Recently the New York Times published an article titled Thank-You Note Enters College Admission Game. The article offers some very good advice about writing thank-you notes to college admissions officers. Karen Arenson points out a thank-you is not mandatory but is the “new Frontier” in distinguishing one applicant from another. We certainly agree, particularly with the quoted advice from Patrick J. O’Connor, a director of college counseling: “…every contact with the college contributes to their perception of you.”
But, what we bristle at is the idea that creative, tricky, cutesy, and contrived thank-yous are valuable. College Basics stresses the need for sincerity in thank-yous (See How to Make the Most of Your College Visit).

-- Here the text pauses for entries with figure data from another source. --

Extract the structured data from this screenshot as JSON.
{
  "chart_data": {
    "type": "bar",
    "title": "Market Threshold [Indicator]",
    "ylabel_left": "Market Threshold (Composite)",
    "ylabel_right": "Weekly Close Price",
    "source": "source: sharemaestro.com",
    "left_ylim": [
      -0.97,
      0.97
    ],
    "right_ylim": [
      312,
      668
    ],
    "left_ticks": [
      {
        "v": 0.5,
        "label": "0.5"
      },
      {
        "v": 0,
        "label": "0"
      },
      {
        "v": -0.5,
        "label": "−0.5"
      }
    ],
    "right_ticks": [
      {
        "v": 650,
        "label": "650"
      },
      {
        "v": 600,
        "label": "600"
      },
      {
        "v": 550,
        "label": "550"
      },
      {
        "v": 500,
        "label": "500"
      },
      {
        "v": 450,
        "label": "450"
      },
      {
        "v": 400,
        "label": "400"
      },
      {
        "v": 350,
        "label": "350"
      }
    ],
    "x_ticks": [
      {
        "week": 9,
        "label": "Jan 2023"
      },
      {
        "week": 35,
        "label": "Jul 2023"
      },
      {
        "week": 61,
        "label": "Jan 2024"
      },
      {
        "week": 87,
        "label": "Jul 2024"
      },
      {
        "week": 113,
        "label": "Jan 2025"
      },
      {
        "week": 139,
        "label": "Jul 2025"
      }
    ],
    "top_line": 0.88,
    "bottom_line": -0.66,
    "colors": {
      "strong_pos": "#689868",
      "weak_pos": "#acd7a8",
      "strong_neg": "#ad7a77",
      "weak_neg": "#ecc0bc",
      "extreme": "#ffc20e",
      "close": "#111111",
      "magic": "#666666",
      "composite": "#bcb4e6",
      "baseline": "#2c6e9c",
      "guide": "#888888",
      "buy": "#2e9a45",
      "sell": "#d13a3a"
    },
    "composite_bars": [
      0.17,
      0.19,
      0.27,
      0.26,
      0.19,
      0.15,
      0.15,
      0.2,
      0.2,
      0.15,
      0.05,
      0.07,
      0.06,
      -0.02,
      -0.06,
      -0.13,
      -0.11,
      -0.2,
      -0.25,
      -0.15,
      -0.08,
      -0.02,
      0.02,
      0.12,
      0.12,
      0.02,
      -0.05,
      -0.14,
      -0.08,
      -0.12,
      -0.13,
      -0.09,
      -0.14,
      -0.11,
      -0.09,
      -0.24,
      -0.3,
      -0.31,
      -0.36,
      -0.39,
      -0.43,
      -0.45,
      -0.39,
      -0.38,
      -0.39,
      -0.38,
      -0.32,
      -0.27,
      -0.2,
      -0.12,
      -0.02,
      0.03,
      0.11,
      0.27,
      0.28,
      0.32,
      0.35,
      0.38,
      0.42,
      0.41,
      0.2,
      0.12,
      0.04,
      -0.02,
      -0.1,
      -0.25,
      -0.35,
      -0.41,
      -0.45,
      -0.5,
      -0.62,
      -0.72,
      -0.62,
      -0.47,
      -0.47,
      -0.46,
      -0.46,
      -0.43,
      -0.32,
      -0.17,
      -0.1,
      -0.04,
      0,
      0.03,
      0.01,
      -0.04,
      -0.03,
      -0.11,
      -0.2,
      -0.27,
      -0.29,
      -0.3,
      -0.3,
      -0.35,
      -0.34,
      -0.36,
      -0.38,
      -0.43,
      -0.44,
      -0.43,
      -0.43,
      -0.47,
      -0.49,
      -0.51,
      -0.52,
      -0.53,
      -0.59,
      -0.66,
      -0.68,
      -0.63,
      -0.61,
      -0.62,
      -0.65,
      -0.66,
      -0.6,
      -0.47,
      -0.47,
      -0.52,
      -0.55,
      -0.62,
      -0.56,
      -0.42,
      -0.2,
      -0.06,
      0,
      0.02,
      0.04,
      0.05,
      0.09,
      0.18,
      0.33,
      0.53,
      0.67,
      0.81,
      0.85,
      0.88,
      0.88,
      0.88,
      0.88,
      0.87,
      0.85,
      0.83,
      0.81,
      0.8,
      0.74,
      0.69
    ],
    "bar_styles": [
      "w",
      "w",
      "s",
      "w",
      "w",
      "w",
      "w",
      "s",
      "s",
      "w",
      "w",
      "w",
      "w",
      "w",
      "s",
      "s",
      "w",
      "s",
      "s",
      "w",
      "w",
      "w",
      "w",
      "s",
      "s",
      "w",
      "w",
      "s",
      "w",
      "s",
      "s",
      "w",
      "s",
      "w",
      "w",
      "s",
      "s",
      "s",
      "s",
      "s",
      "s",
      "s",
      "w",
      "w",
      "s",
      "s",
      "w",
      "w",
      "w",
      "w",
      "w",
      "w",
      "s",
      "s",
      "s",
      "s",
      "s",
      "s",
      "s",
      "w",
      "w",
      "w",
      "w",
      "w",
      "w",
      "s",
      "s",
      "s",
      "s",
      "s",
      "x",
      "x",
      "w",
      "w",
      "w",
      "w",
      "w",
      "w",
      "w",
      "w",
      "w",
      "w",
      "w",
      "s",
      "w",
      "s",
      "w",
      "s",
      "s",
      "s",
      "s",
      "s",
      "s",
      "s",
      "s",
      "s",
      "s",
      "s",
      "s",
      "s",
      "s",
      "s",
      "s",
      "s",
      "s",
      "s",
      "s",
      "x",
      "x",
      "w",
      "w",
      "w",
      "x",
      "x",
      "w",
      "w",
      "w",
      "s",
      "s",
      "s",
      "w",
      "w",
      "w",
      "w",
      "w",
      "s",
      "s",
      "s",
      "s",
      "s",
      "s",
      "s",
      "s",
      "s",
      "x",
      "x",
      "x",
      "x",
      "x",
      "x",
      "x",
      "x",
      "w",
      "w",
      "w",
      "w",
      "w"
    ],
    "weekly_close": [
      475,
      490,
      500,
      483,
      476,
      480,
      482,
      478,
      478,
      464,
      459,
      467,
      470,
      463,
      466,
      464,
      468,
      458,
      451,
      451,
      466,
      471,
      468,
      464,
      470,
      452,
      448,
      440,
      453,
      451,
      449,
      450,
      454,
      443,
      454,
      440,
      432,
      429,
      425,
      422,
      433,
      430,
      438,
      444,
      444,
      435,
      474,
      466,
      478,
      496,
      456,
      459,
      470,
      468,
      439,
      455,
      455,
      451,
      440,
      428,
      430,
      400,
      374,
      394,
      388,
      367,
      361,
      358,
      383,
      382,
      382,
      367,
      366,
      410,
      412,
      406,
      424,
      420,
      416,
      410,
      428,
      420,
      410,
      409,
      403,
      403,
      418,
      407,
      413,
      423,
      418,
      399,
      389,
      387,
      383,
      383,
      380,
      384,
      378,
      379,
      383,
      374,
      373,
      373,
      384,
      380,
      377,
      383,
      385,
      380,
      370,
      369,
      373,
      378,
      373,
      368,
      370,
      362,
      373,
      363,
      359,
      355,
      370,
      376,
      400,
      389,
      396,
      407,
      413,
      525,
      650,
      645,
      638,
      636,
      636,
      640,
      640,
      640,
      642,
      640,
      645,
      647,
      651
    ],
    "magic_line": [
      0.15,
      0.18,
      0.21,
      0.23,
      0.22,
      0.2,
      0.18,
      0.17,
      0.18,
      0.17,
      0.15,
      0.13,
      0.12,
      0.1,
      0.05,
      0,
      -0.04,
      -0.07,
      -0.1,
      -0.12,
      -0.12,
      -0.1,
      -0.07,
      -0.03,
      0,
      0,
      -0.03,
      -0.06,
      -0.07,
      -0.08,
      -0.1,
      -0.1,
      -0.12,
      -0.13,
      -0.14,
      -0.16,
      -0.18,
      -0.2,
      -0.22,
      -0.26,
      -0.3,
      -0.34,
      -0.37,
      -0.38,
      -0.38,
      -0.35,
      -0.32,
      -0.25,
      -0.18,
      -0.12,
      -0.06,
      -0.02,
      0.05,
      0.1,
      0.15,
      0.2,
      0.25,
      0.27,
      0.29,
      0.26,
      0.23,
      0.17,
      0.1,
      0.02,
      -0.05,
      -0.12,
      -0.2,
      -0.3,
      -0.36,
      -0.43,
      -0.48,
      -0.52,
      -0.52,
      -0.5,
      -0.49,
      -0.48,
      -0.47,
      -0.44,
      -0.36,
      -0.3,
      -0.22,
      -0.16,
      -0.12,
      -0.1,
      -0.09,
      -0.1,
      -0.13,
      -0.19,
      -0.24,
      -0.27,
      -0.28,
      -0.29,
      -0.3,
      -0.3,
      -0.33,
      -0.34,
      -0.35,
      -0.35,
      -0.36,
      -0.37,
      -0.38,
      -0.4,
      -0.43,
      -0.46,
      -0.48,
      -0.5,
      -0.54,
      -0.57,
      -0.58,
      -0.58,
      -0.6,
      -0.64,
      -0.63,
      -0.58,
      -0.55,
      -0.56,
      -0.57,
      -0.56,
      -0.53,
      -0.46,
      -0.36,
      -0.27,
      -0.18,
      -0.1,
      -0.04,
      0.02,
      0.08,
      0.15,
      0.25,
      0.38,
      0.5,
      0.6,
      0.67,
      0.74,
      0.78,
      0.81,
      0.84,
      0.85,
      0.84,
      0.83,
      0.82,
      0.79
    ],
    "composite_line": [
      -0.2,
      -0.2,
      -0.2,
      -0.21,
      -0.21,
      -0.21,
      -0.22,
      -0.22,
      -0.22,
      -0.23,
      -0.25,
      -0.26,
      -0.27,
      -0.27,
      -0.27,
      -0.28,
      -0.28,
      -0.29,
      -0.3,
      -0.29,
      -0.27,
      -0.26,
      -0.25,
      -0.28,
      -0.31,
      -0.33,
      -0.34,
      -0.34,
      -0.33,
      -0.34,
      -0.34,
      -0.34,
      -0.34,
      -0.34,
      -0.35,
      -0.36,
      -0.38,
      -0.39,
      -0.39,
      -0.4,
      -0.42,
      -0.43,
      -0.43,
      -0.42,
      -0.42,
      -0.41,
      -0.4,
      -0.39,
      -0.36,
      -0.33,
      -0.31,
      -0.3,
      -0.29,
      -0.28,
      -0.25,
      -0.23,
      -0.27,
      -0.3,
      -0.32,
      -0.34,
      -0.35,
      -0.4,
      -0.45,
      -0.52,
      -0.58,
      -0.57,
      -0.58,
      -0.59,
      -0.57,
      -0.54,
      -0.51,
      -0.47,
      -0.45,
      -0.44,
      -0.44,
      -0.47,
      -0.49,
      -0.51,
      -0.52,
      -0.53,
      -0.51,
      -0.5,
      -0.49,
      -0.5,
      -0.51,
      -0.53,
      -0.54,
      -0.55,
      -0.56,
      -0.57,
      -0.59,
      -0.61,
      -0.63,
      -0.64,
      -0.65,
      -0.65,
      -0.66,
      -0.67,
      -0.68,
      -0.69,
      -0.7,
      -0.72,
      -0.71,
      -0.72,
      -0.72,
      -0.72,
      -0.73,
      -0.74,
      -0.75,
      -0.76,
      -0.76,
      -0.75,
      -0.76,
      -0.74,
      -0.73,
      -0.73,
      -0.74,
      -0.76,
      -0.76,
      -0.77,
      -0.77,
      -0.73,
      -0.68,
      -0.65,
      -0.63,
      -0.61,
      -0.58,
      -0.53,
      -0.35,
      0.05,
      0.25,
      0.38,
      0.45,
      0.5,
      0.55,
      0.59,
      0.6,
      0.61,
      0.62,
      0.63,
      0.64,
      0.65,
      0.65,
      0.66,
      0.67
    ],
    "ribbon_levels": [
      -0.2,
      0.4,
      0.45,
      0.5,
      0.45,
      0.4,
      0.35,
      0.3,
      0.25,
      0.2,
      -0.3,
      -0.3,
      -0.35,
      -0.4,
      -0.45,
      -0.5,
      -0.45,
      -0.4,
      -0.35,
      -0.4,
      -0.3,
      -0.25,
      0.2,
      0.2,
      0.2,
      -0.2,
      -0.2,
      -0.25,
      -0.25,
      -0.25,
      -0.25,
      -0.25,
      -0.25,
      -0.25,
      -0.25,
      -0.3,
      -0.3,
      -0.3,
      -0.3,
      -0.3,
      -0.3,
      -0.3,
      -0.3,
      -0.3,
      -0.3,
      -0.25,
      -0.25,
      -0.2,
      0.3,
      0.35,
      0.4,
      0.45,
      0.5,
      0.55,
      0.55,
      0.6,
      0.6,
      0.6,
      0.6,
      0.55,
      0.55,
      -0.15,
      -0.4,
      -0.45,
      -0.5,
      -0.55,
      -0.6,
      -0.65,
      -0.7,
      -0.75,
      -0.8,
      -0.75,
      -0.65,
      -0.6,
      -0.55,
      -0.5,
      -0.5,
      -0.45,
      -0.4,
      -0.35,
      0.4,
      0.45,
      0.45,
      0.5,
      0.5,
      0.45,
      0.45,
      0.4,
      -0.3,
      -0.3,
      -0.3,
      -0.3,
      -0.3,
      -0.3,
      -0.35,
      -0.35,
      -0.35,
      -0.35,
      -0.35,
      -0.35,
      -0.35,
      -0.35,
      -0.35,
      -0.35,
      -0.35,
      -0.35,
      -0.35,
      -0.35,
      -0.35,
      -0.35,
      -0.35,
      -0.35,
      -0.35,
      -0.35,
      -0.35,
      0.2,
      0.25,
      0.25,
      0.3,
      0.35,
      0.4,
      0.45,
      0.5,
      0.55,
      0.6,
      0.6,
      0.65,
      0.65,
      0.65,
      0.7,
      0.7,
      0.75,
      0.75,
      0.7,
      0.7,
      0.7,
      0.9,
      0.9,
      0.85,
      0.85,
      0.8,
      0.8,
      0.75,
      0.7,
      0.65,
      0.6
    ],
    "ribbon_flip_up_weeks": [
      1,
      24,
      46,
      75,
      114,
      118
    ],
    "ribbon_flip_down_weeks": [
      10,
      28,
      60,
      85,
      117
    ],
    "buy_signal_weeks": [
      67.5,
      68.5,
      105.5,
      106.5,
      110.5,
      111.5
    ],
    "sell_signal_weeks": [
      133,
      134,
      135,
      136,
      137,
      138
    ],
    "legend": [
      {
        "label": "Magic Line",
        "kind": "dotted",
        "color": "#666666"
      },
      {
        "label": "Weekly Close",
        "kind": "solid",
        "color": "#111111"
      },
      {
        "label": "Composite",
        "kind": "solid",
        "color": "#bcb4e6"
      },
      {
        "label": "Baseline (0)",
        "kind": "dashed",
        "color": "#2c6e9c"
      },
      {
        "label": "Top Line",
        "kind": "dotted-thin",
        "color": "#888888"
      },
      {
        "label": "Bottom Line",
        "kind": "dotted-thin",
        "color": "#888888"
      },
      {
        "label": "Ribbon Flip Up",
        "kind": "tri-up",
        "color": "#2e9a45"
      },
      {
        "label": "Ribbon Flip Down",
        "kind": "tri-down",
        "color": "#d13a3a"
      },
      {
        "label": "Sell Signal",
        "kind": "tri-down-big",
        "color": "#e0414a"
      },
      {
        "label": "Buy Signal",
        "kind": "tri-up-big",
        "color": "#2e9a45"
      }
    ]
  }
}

If you feel you were treated well on a college tour, if you found a new way of looking at the college because of your visit, if someone gave you some extra help or good advice, then a thank-you is in order and can be written with sincerity. Admissions professionals are not dumb; they know when they are being scammed and when a student is really appreciative. It is a true feeling and the true self the student should want to reveal, and the thank-you is only one vehicle to covey that.
And don’t forget, thanks-yous might be appreciated by others who have helped you apply to the right college: teachers, recommendation writers (see How to Ask for a Recommendation), guidance counselors.
Genuine thank-yous can leave many open doors to knock on when you need help in the future.